2017-06-23 / Community

Cape adopts resolution

By Wm. Duke Harrington
Staff Writer

CAPE ELIZABETH — In a 5-2 vote at its Monday, June 12 meting, the Cape Elizabeth Town Council adopted a resolution welcoming all people to the community, pivoting back to language submitted by the Cape Diversity Coalition.

That group rose of in the wake of an incident at a Cape/ Wells football game in town last year, involving racial slurs by middle school students of the two towns. The coalition asked the council to adopt a resolution of support for people of all ethnic backgrounds.

At a June 6 workshop, the council appeared to prefer an alternate resolution presented by Councilor Penny Jordan, with some members citing concern over “unintended consequences” of the original draft.

However, at the June 12 meeting, it was Jordan who moved to adopt a revised draft submitted by the coalition.

“I haven’t changed my mind because I have always supported a resolution,” she said. “My whole premise is about inclusion, and if you can create a resolution that achieves the objectives of inclusion, then I can go there,” she said.

Speakers from the Cape Diversity Coalition asked for support from the council in part because the resolution does single out specific groups of people.

“Our coalition brought this to your group, just as many other communities across our state and nation have brought this to their towns, because of a recognition in our current times, things are happening to marginalize populations that we need to name and address,” said Hemlock Hill Road resident Maureen Clancy. “Without naming things, without bringing this forward, then we’re ignoring the things that may exist in our community.”

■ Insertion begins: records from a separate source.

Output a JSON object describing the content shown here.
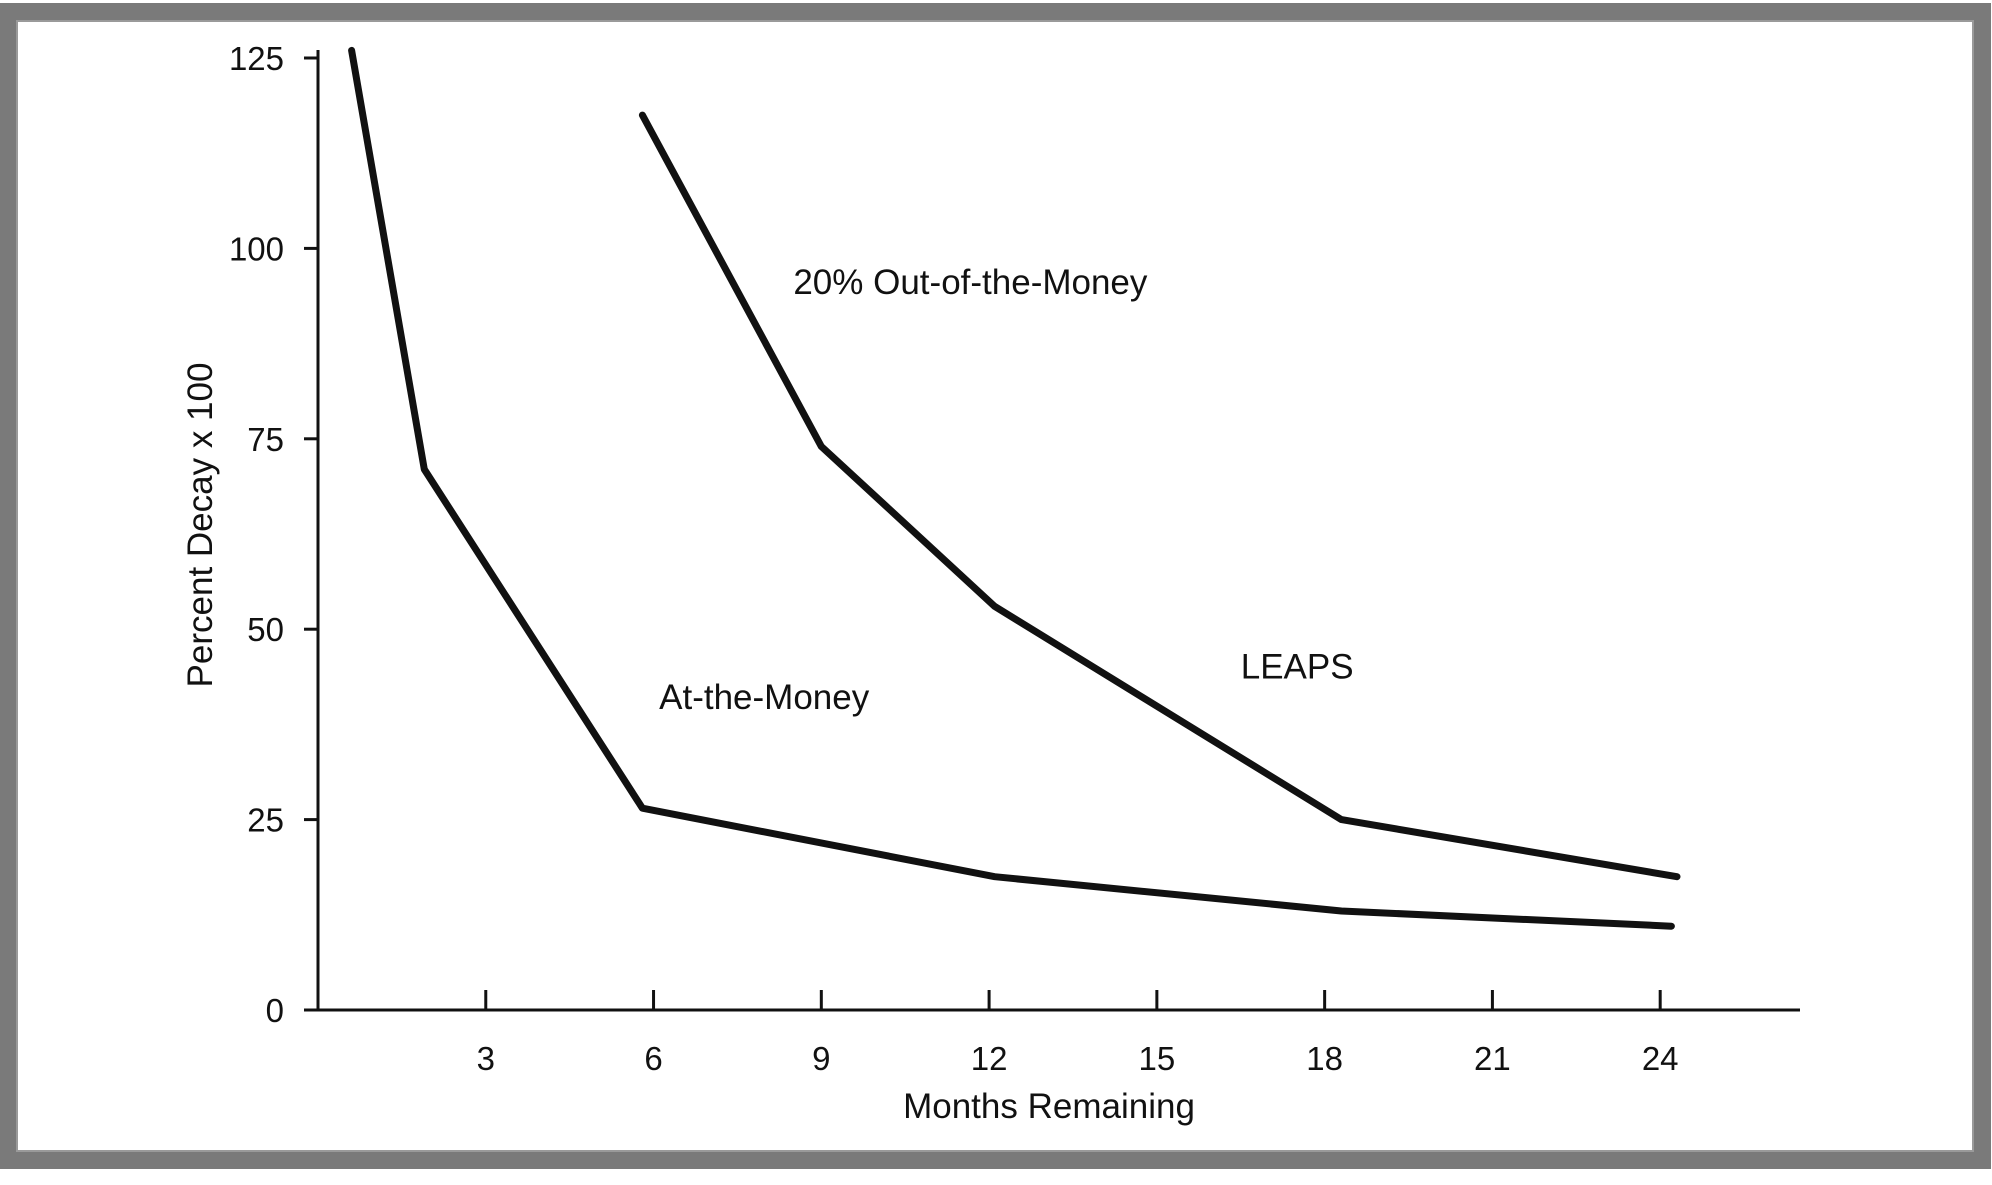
{
  "colors": {
    "background": "#ffffff",
    "frame": "#7a7a7a",
    "line": "#111111",
    "axis": "#111111"
  },
  "chart_data": {
    "type": "line",
    "title": "",
    "xlabel": "Months Remaining",
    "ylabel": "Percent Decay x 100",
    "xlim": [
      0,
      26.5
    ],
    "ylim": [
      0,
      125
    ],
    "x_ticks": [
      3,
      6,
      9,
      12,
      15,
      18,
      21,
      24
    ],
    "y_ticks": [
      0,
      25,
      50,
      75,
      100,
      125
    ],
    "grid": false,
    "legend": "none",
    "series": [
      {
        "key": "at-the-money",
        "x": [
          0.6,
          1.9,
          5.8,
          12.1,
          18.3,
          24.2
        ],
        "y": [
          126,
          71,
          26.5,
          17.5,
          13,
          11
        ]
      },
      {
        "key": "out-of-the-money",
        "x": [
          5.8,
          9.0,
          12.1,
          18.3,
          24.3
        ],
        "y": [
          117.5,
          74,
          53,
          25,
          17.5
        ]
      }
    ],
    "annotations": [
      {
        "key": "otm-label",
        "text": "20% Out-of-the-Money",
        "x": 8.5,
        "y": 94
      },
      {
        "key": "leaps-label",
        "text": "LEAPS",
        "x": 16.5,
        "y": 43.5
      },
      {
        "key": "atm-label",
        "text": "At-the-Money",
        "x": 6.1,
        "y": 39.5
      }
    ]
  }
}
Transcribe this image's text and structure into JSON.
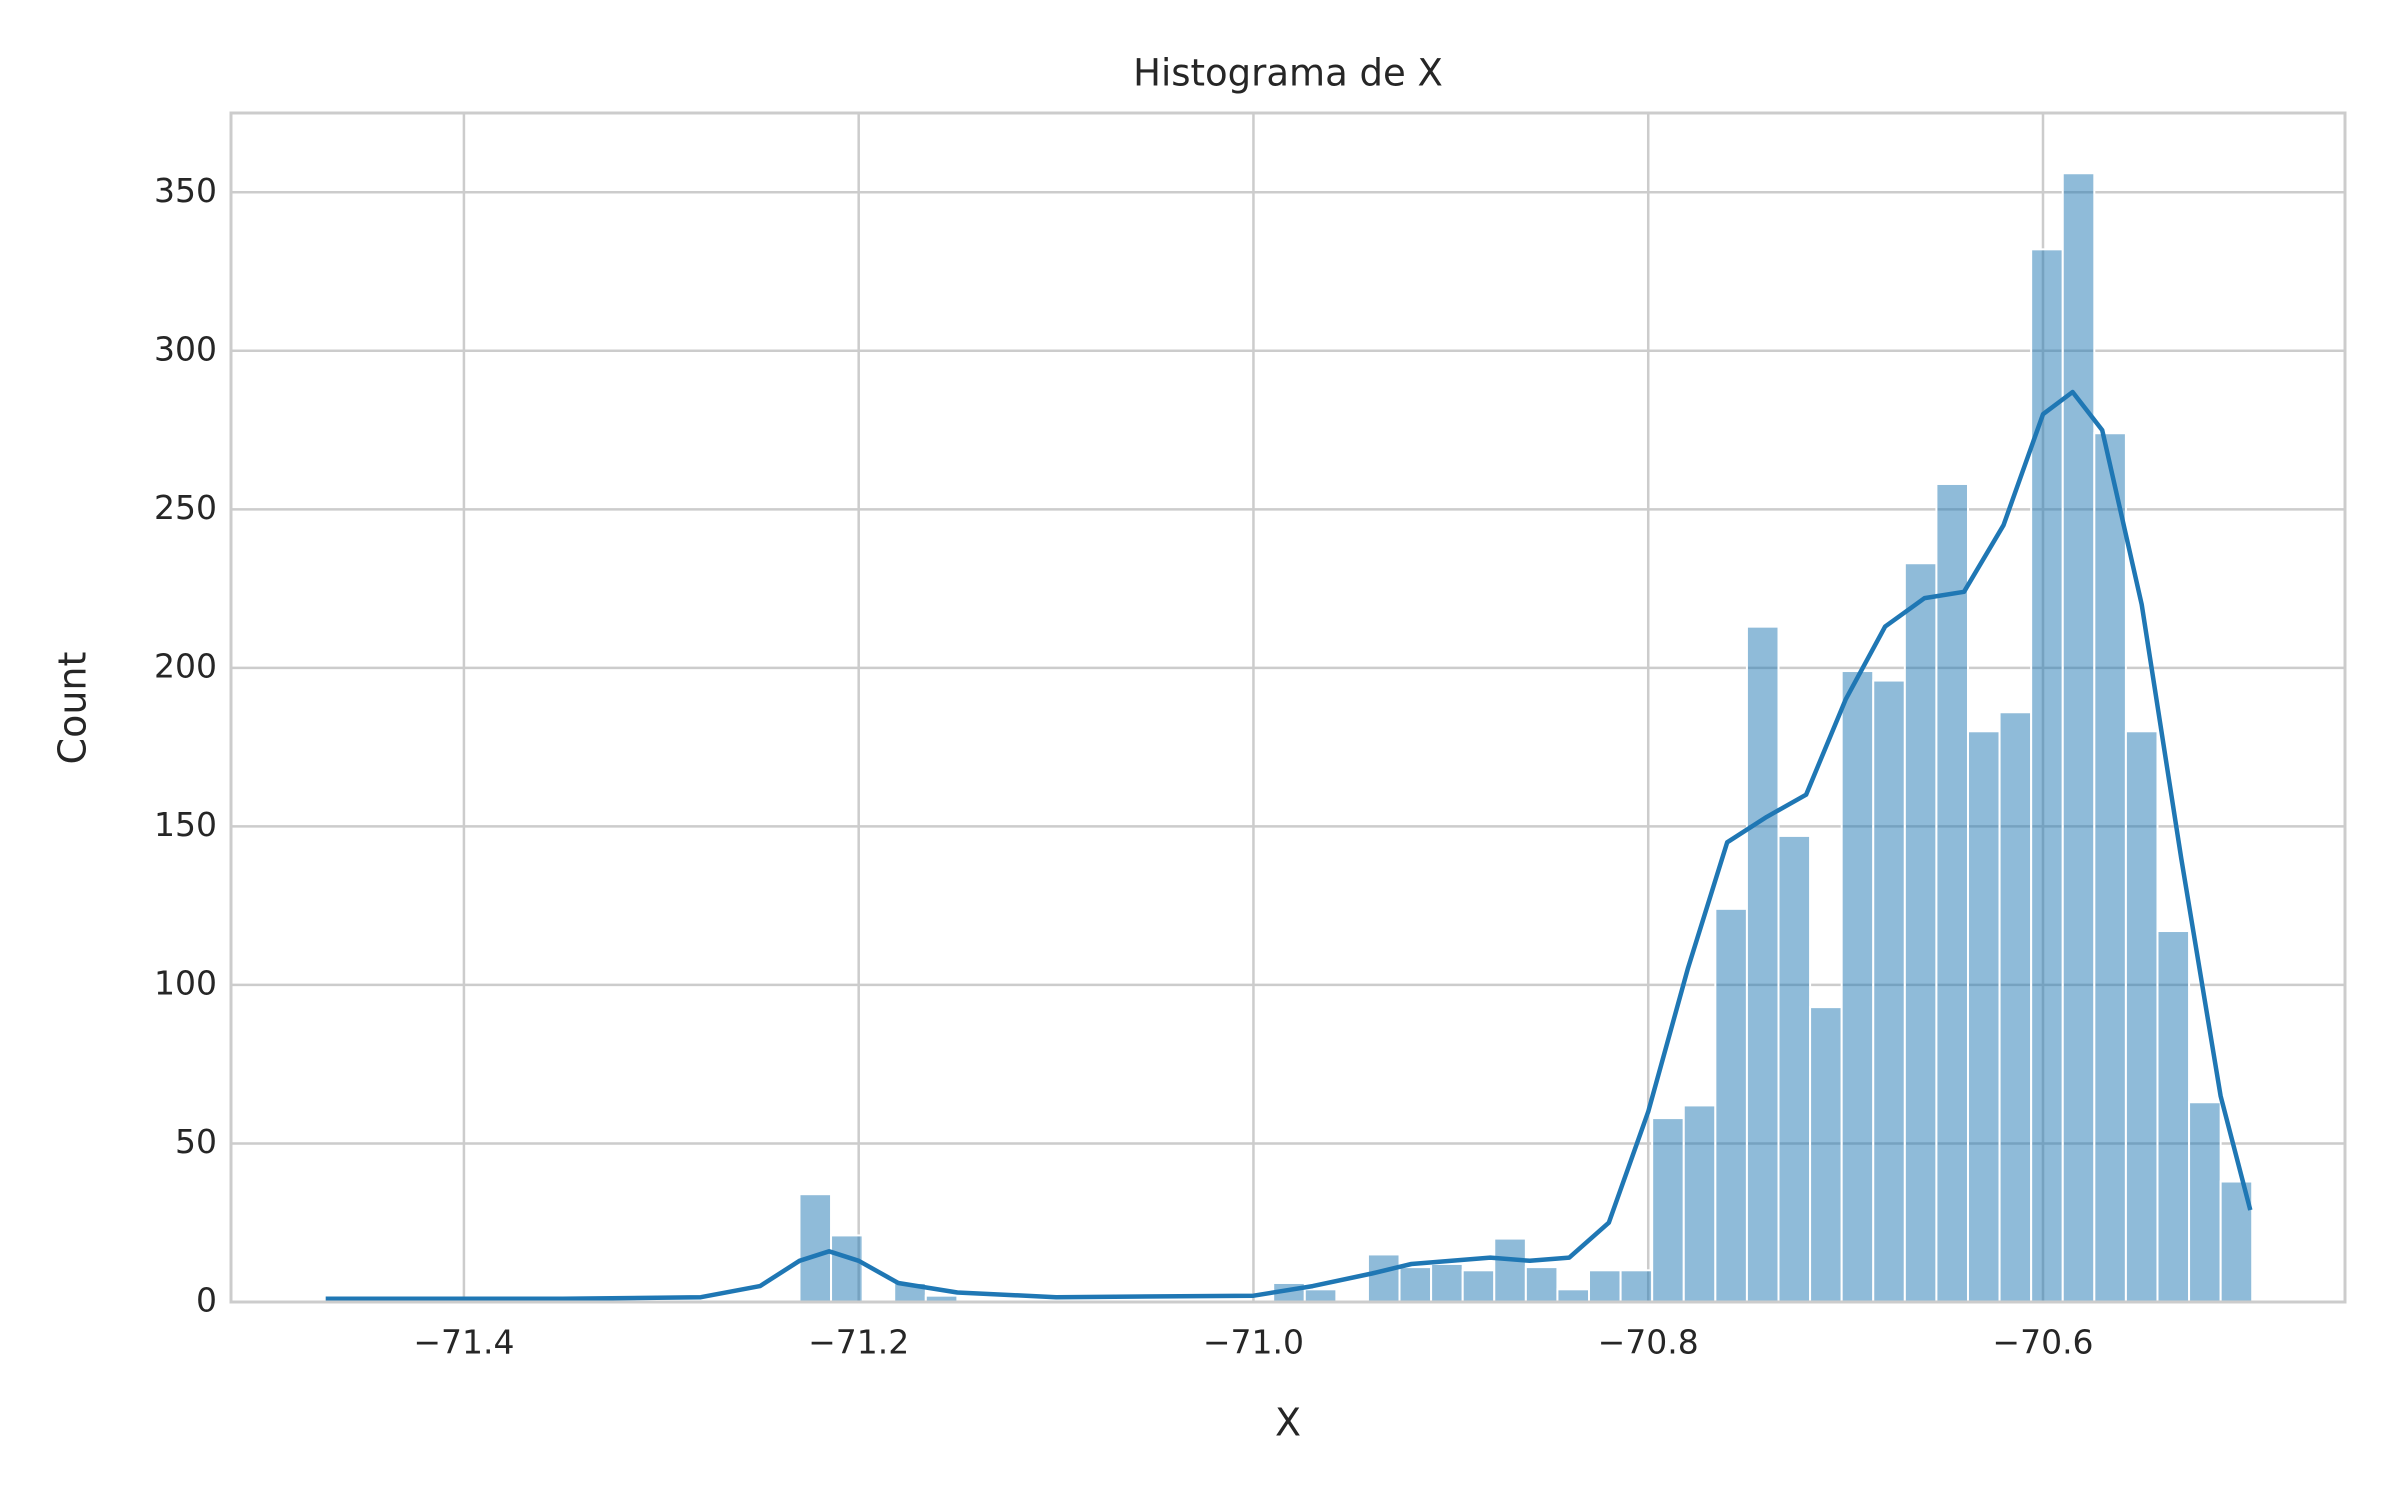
{
  "chart_data": {
    "type": "histogram",
    "title": "Histograma de X",
    "x_label": "X",
    "y_label": "Count",
    "bins": [
      -71.47,
      -71.454,
      -71.438,
      -71.422,
      -71.406,
      -71.39,
      -71.374,
      -71.358,
      -71.342,
      -71.326,
      -71.31,
      -71.294,
      -71.278,
      -71.262,
      -71.246,
      -71.23,
      -71.214,
      -71.198,
      -71.182,
      -71.166,
      -71.15,
      -71.134,
      -71.118,
      -71.102,
      -71.086,
      -71.07,
      -71.054,
      -71.038,
      -71.022,
      -71.006,
      -70.99,
      -70.974,
      -70.958,
      -70.942,
      -70.926,
      -70.91,
      -70.894,
      -70.878,
      -70.862,
      -70.846,
      -70.83,
      -70.814,
      -70.798,
      -70.782,
      -70.766,
      -70.75,
      -70.734,
      -70.718,
      -70.702,
      -70.686,
      -70.67,
      -70.654,
      -70.638,
      -70.622,
      -70.606,
      -70.59,
      -70.574,
      -70.558,
      -70.542,
      -70.526,
      -70.51,
      -70.494
    ],
    "counts": [
      1,
      0,
      0,
      0,
      0,
      0,
      0,
      0,
      0,
      0,
      0,
      0,
      0,
      0,
      0,
      34,
      21,
      0,
      6,
      2,
      0,
      0,
      0,
      0,
      0,
      0,
      0,
      0,
      0,
      0,
      6,
      4,
      0,
      15,
      11,
      12,
      10,
      20,
      11,
      4,
      10,
      10,
      58,
      62,
      124,
      213,
      147,
      93,
      199,
      196,
      233,
      258,
      180,
      186,
      332,
      356,
      274,
      180,
      117,
      63,
      38
    ],
    "color": "#1f77b4",
    "kde": {
      "x": [
        -71.47,
        -71.35,
        -71.28,
        -71.25,
        -71.23,
        -71.215,
        -71.2,
        -71.18,
        -71.15,
        -71.1,
        -71.0,
        -70.97,
        -70.94,
        -70.92,
        -70.88,
        -70.86,
        -70.84,
        -70.82,
        -70.8,
        -70.78,
        -70.76,
        -70.74,
        -70.72,
        -70.7,
        -70.68,
        -70.66,
        -70.64,
        -70.62,
        -70.6,
        -70.585,
        -70.57,
        -70.55,
        -70.53,
        -70.51,
        -70.495
      ],
      "values": [
        1,
        1,
        1.5,
        5,
        13,
        16,
        13,
        6,
        3,
        1.5,
        2,
        5,
        9,
        12,
        14,
        13,
        14,
        25,
        60,
        105,
        145,
        153,
        160,
        190,
        213,
        222,
        224,
        245,
        280,
        287,
        275,
        220,
        140,
        65,
        29
      ]
    },
    "xlim": [
      -71.518,
      -70.447
    ],
    "ylim": [
      0,
      375
    ],
    "xticks": [
      {
        "value": -71.4,
        "label": "−71.4"
      },
      {
        "value": -71.2,
        "label": "−71.2"
      },
      {
        "value": -71.0,
        "label": "−71.0"
      },
      {
        "value": -70.8,
        "label": "−70.8"
      },
      {
        "value": -70.6,
        "label": "−70.6"
      }
    ],
    "yticks": [
      0,
      50,
      100,
      150,
      200,
      250,
      300,
      350
    ],
    "grid": true
  }
}
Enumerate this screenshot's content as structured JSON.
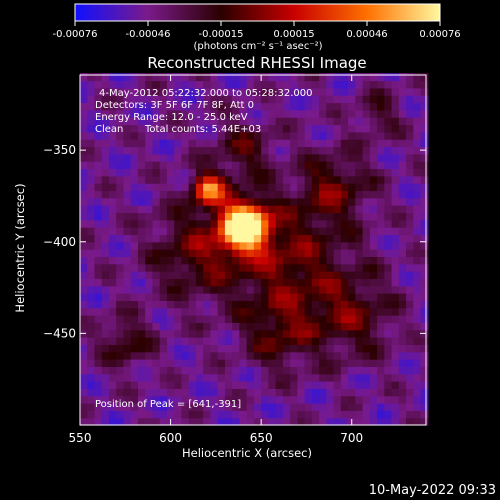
{
  "chart_data": {
    "type": "heatmap",
    "title": "Reconstructed RHESSI Image",
    "xlabel": "Heliocentric X (arcsec)",
    "ylabel": "Heliocentric Y (arcsec)",
    "xlim": [
      550,
      741
    ],
    "ylim": [
      -500,
      -309
    ],
    "x_ticks": [
      550,
      600,
      650,
      700
    ],
    "y_ticks": [
      -350,
      -400,
      -450
    ],
    "grid": false,
    "colorbar": {
      "min": -0.00076,
      "max": 0.00076,
      "ticks": [
        "-0.00076",
        "-0.00046",
        "-0.00015",
        "0.00015",
        "0.00046",
        "0.00076"
      ],
      "unit_label": "(photons cm⁻² s⁻¹ asec⁻²)",
      "colors": [
        "#1010ff",
        "#7a1a8a",
        "#2a0000",
        "#c80000",
        "#ff7000",
        "#fff8a0"
      ]
    },
    "annotations": {
      "time_range": "4-May-2012 05:22:32.000 to 05:28:32.000",
      "detectors": "Detectors: 3F 5F 6F 7F 8F, Att 0",
      "energy_range": "Energy Range: 12.0 - 25.0 keV",
      "algorithm": "Clean",
      "total_counts": "Total counts: 5.44E+03",
      "peak_position": "Position of Peak = [641,-391]"
    },
    "peak": {
      "x": 641,
      "y": -391
    },
    "sources": [
      {
        "x": 641,
        "y": -391,
        "sigma": 9,
        "amplitude": 1.0
      },
      {
        "x": 621,
        "y": -371,
        "sigma": 6,
        "amplitude": 0.62
      },
      {
        "x": 665,
        "y": -410,
        "sigma": 22,
        "amplitude": 0.28
      },
      {
        "x": 615,
        "y": -405,
        "sigma": 18,
        "amplitude": 0.26
      },
      {
        "x": 690,
        "y": -370,
        "sigma": 14,
        "amplitude": 0.25
      },
      {
        "x": 700,
        "y": -440,
        "sigma": 16,
        "amplitude": 0.24
      },
      {
        "x": 575,
        "y": -455,
        "sigma": 10,
        "amplitude": 0.22
      },
      {
        "x": 640,
        "y": -350,
        "sigma": 12,
        "amplitude": 0.2
      },
      {
        "x": 660,
        "y": -450,
        "sigma": 14,
        "amplitude": 0.22
      },
      {
        "x": 715,
        "y": -330,
        "sigma": 9,
        "amplitude": 0.16
      }
    ]
  },
  "footer": {
    "date": "10-May-2022 09:33"
  }
}
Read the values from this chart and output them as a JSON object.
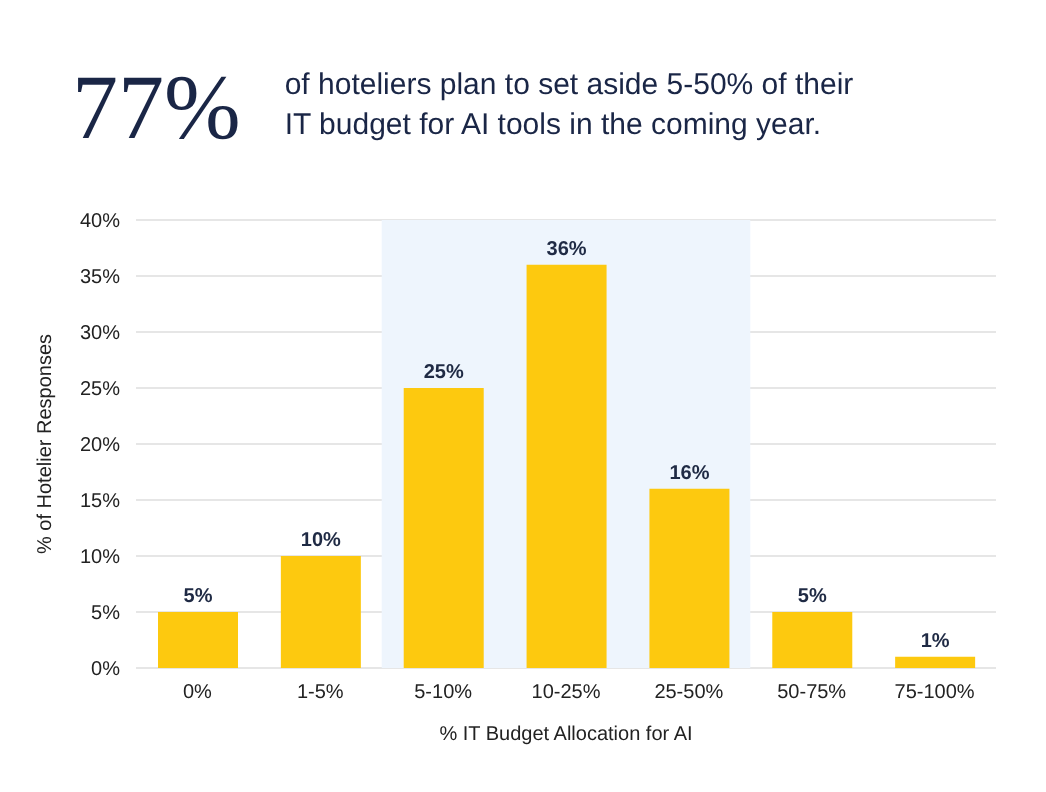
{
  "chart_data": {
    "type": "bar",
    "title": "77%",
    "subtitle": "of hoteliers plan to set aside 5-50% of their IT budget for AI tools in the coming year.",
    "categories": [
      "0%",
      "1-5%",
      "5-10%",
      "10-25%",
      "25-50%",
      "50-75%",
      "75-100%"
    ],
    "values": [
      5,
      10,
      25,
      36,
      16,
      5,
      1
    ],
    "color": "#fdc90f",
    "xlabel": "% IT Budget Allocation for AI",
    "ylabel": "% of Hotelier Responses",
    "ylim": [
      0,
      40
    ],
    "yticks": [
      {
        "value": 0,
        "label": "0%"
      },
      {
        "value": 5,
        "label": "5%"
      },
      {
        "value": 10,
        "label": "10%"
      },
      {
        "value": 15,
        "label": "15%"
      },
      {
        "value": 20,
        "label": "20%"
      },
      {
        "value": 25,
        "label": "25%"
      },
      {
        "value": 30,
        "label": "30%"
      },
      {
        "value": 35,
        "label": "35%"
      },
      {
        "value": 40,
        "label": "40%"
      }
    ],
    "value_labels": [
      "5%",
      "10%",
      "25%",
      "36%",
      "16%",
      "5%",
      "1%"
    ],
    "bands": [
      {
        "axis": "x",
        "from": "5-10%",
        "to": "25-50%",
        "color": "#eef5fd"
      }
    ],
    "grid": "y"
  }
}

The school board adopted a similar welcoming resolution, also drafted by the Cape Diversity Coalition, at its May 9 meeting.

Ocean House Road resident Mohammed Nasir Shir reported to the council, as he had to the school board, that his children had been subject to verbal abuse on a school bus.

“I’m interested in this resolution to prove to my kids that there is hope, that there is democracy, and democracy does work in this town,” he said. “We want to take the negative energy and turn it around to a positive energy.”

Councilors Kathy Ray and Jessica Sullivan voted against adopting the resolution. Both said they supported the ideas contained in the resolution, but questioned whether the language submitted by the coalition could, by citing some groups, be interpreted as excluding others. Both also suggested it may be inappropriate for the town to make what can be perceived as a political statement.

However, Council Chairman Jamie Garvin said he believed the council had a duty to act.

“I do think that one of our most fundamental functions is that of providing and modeling leadership for the community,” he said

“It’s acceptable in the fact that all we’re doing is saying, ‘Let’s be nice,’” Councilor Caitlin Jordan said. “We’re not doing anything more.”

The full text of the resolution is as follows:


“WHEREAS, the United States of America is a country that has always prided itself on being welcoming of immigrants persecuted in other lands seeking religious and civil liberty;

“WHEREAS, native and foreign-born residents of many faiths and cultures have richly contributed to the quality of life in Cape Elizabeth;

“WHEREAS, Cape Elizabeth prides itself on being a community fostering neither fear nor division, but instead respect and tolerance of difference;

“WHEREAS, we, the elected officials of Cape Elizabeth, have an important leadership role in representing our Town’s collective values against discrimination, violence, and hate;


“1. Welcomes residents of all cultures, celebrates the benefits of a pluralistic society, and respects the right of every person or group to live and practice their self-determined identity, culture, and faith without fear;

“2. Condemns actions of hate, violence, or discrimination directed against any citizen or group, including but not limited to immigrants, refugees, asylum seekers, and any persons unjustly or unfairly treated due to their religion, ethnicity, race, class, nationality, country of origin, age, ability, sexuality, or gender;

“3. Affirms that anyone targeted on the basis of such differences should be able to turn to the Town’s officials and fellow citizens without fear of discrimination;

“4. Encourages forums and other opportunities where civil and respectful dialogue may take place to promote better understanding and mutual appreciation among our residents.”